1. Field of the Invention
The present invention relates to a method for managing corrosion of an underground structure, and in particular, it relates to a method for installing an anode to protect an underground metal pipeline.
2. Background Art
Corrosion, and in particular corrosion of metal structures, is a problem that must regularly be addressed in a wide variety of areas. For example, in the automotive industry, metal parts are often plated or coated to protect them from road salt and moisture in hopes of increasing their longevity. Indeed, many traditionally metal parts are currently being replaced with polymeric components, which are not only lighter and perhaps more cost effective to produce, but are generally impervious to electrochemical corrosion often experienced by metals.
Other industries have also employed non-metal structures, or at least coated metal structures. For example, new installations of natural gas delivery systems may include wrapped steel gas pipelines to help inhibit corrosion. These coated steel pipelines generally have a much longer expected life span than their bare steel counterparts; however, the coating on the wrapped steel pipelines will eventually degrade. Moreover, many hundreds or thousands of miles of pipeline were installed before wrapped steel pipe was readily available. Therefore, corrosion of existing pipeline structures—and eventually, corrosion of recently-laid wrapped pipeline structures—present an ongoing challenge for those working in the gas industry.
One way in which this problem has been addressed is through the use of cathodic protection for the steel pipelines. In its simplest form, cathodic protection includes the use of a galvanic couple—i.e., the metal to be protected is electrically connected to another metal that is more anodic than the metal to be protected. The anode becomes sacrificial, giving up electrons in an oxidation reaction. In this situation, the metal to be protected becomes a cathode, experiencing a reduction reaction which protects the metal.
In the case of an underground steel pipeline, it has been common practice to bury an anode rod in proximity to the pipeline, and connect the rod and the pipeline together with an electrical conductor, such as a copper wire. Because these pipelines may remain in the ground for decades, and because the anode can, over time, experience significant deterioration, it is important to be able to determine if a particular anode remains an effective corrosion inhibitor for the pipeline. One way this is accomplished is by terminating the connection between the anode and the pipeline in a test box, sometimes called a “curb box”. The test box is usually located near the surface of the ground, and has a top cover which can be removed to provide access to the interior of the box. In the box, a wire leading from the pipeline is attached to a wire leading from the anode. By placing a volt meter in between these wires and measuring the voltage potential, the relative effectiveness of the anode can be determined. When it is determined that an anode has deteriorated beyond the point at which it continues to be effective to inhibit corrosion of the steel pipeline, a new anode is required.

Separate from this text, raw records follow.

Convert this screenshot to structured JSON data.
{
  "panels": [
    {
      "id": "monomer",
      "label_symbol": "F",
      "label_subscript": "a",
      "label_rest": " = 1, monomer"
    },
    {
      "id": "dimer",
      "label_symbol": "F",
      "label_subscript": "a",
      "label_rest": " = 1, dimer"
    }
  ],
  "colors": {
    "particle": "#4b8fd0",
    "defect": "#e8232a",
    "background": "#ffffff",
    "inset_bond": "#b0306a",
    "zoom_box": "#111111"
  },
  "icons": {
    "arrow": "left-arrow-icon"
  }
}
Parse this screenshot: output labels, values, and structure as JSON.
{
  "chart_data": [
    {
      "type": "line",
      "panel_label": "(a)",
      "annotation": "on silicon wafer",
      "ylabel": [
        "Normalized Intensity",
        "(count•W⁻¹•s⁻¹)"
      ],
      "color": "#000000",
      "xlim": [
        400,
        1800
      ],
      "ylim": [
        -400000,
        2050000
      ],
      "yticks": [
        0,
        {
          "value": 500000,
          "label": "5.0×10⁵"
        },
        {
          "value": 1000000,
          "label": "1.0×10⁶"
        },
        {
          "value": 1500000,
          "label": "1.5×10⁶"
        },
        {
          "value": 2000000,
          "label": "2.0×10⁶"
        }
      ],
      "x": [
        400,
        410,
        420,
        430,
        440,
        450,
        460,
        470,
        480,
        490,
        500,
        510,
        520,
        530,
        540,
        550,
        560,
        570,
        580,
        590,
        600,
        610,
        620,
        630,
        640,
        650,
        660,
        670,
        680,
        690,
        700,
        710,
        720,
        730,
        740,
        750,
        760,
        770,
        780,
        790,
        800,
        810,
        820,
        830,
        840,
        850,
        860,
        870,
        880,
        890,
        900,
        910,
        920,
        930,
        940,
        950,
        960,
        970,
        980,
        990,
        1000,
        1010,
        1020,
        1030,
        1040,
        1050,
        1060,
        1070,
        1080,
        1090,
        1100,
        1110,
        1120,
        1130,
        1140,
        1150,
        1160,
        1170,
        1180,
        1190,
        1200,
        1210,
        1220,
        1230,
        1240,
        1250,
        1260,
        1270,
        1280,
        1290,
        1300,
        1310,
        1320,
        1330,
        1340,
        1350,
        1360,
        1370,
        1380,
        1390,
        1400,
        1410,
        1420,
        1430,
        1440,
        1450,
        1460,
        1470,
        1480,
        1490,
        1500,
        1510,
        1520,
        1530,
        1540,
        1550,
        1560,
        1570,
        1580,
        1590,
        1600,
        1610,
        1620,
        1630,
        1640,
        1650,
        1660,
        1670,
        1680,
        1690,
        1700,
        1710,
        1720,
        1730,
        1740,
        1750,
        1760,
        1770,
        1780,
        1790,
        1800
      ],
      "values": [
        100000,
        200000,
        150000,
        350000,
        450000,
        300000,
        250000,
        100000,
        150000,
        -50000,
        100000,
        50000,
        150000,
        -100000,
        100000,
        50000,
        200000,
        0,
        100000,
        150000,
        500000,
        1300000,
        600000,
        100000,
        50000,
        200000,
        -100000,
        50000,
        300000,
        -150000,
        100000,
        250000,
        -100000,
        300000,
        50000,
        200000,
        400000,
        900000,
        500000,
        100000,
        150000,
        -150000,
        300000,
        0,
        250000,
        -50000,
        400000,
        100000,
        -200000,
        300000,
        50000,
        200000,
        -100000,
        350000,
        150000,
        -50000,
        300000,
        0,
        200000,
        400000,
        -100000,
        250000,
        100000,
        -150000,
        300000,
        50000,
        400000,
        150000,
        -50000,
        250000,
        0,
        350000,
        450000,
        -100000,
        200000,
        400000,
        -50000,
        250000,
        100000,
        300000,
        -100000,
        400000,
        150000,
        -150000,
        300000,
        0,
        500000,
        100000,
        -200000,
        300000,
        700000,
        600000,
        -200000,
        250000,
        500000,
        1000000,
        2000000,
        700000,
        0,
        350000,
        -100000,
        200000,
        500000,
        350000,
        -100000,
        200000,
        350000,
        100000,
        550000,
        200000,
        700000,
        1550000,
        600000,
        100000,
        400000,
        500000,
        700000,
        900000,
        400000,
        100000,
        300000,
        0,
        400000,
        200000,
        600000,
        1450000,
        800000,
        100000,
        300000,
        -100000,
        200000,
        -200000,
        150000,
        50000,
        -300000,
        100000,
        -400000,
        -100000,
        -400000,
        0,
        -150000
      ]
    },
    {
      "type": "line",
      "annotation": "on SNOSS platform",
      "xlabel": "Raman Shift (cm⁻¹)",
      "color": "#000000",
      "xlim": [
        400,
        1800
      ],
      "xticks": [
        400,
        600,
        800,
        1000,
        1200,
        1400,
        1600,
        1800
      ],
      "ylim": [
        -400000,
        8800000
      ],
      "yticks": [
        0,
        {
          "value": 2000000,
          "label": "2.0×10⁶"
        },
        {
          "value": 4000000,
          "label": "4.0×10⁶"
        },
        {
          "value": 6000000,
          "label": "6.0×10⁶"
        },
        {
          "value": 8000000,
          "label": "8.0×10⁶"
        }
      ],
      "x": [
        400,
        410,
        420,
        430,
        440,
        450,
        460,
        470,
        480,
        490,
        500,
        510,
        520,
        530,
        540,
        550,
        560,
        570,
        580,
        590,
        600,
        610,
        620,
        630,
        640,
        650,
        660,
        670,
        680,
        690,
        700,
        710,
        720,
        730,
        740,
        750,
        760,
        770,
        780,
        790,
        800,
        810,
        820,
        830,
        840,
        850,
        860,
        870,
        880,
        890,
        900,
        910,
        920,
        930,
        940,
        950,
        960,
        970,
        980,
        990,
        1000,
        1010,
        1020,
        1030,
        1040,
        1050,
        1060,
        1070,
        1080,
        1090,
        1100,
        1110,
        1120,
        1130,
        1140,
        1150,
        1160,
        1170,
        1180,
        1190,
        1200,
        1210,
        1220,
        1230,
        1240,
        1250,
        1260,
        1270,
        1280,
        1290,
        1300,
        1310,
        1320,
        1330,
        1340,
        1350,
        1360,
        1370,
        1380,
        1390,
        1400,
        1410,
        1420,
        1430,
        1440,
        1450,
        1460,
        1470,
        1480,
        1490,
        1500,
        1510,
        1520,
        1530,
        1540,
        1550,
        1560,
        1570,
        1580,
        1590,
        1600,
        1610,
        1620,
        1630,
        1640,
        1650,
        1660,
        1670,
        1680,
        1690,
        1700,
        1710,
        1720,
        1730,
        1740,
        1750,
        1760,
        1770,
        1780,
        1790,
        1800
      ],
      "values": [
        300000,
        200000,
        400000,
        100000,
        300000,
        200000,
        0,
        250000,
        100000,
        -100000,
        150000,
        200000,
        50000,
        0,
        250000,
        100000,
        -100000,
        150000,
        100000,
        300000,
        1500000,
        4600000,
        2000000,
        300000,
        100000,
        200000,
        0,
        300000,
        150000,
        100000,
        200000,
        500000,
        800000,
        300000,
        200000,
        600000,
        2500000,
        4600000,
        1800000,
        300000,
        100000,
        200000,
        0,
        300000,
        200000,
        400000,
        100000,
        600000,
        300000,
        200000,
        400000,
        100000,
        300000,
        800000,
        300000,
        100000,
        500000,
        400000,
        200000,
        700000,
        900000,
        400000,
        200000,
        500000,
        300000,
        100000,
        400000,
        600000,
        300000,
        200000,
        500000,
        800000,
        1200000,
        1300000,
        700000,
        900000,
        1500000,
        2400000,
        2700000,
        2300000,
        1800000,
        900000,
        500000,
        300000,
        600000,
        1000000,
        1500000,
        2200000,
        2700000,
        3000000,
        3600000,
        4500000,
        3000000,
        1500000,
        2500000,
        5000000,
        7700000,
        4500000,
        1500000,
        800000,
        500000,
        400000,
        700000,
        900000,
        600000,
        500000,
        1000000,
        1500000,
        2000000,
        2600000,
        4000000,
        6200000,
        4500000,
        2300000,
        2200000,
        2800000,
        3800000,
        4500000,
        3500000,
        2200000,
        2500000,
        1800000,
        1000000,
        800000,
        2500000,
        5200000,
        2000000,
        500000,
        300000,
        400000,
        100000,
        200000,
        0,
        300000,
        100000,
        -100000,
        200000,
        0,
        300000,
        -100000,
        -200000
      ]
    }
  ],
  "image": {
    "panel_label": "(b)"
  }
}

In practice, the existing anode may be allowed to remain, while a second anode is installed. Although the electrical connection to the pipeline is made inside the test box, installing the anode in the ground can be very expensive, time consuming, and disruptive. One particularly onerous aspect of installing a new anode to protect an underground pipeline is the cost of the relatively large excavation project that is used to place the new anode in the ground near the test box. Test boxes are sometimes located in sidewalks, or along the edges of busy thoroughfares. In cases such as these, it is common for a municipality to require the purchase of a permit to break through the concrete or asphalt surrounding the test box. In addition to the purchase price of the permit, it may be necessary for the construction company to post a bond. Drawings of the proposed excavation and placement of the anode may need to be submitted, and additional fees are often required.
The administrative costs for such a project in a large city, for example New York City, may total a thousand dollars or more. For a large utility, which may place hundreds of anodes along miles of pipeline each year, these costs represent a huge expense. In addition, there is the equipment required for the excavation project itself, which may include a jack hammer, or other impact device, and a backhoe, or other removal equipment, needed to dig the hole and remove the debris after the concrete or asphalt surface is penetrated. Such a project is not only expensive and time consuming for the company performing it, but is also disruptive to the public. A typical excavation to place an anode is loud, time consuming, and may cause traffic—pedestrian and/or vehicle traffic—to be rerouted, not only while the anode is being installed, but afterward during the time the newly-poured replacement concrete or asphalt sets-up.
Therefore, a need exists for a method for managing corrosion of an underground structure, and in particular a method for installing an anode for a steel pipeline that does not require destruction of a paved surface surrounding a test box, with all of its attendant costs and disruptions.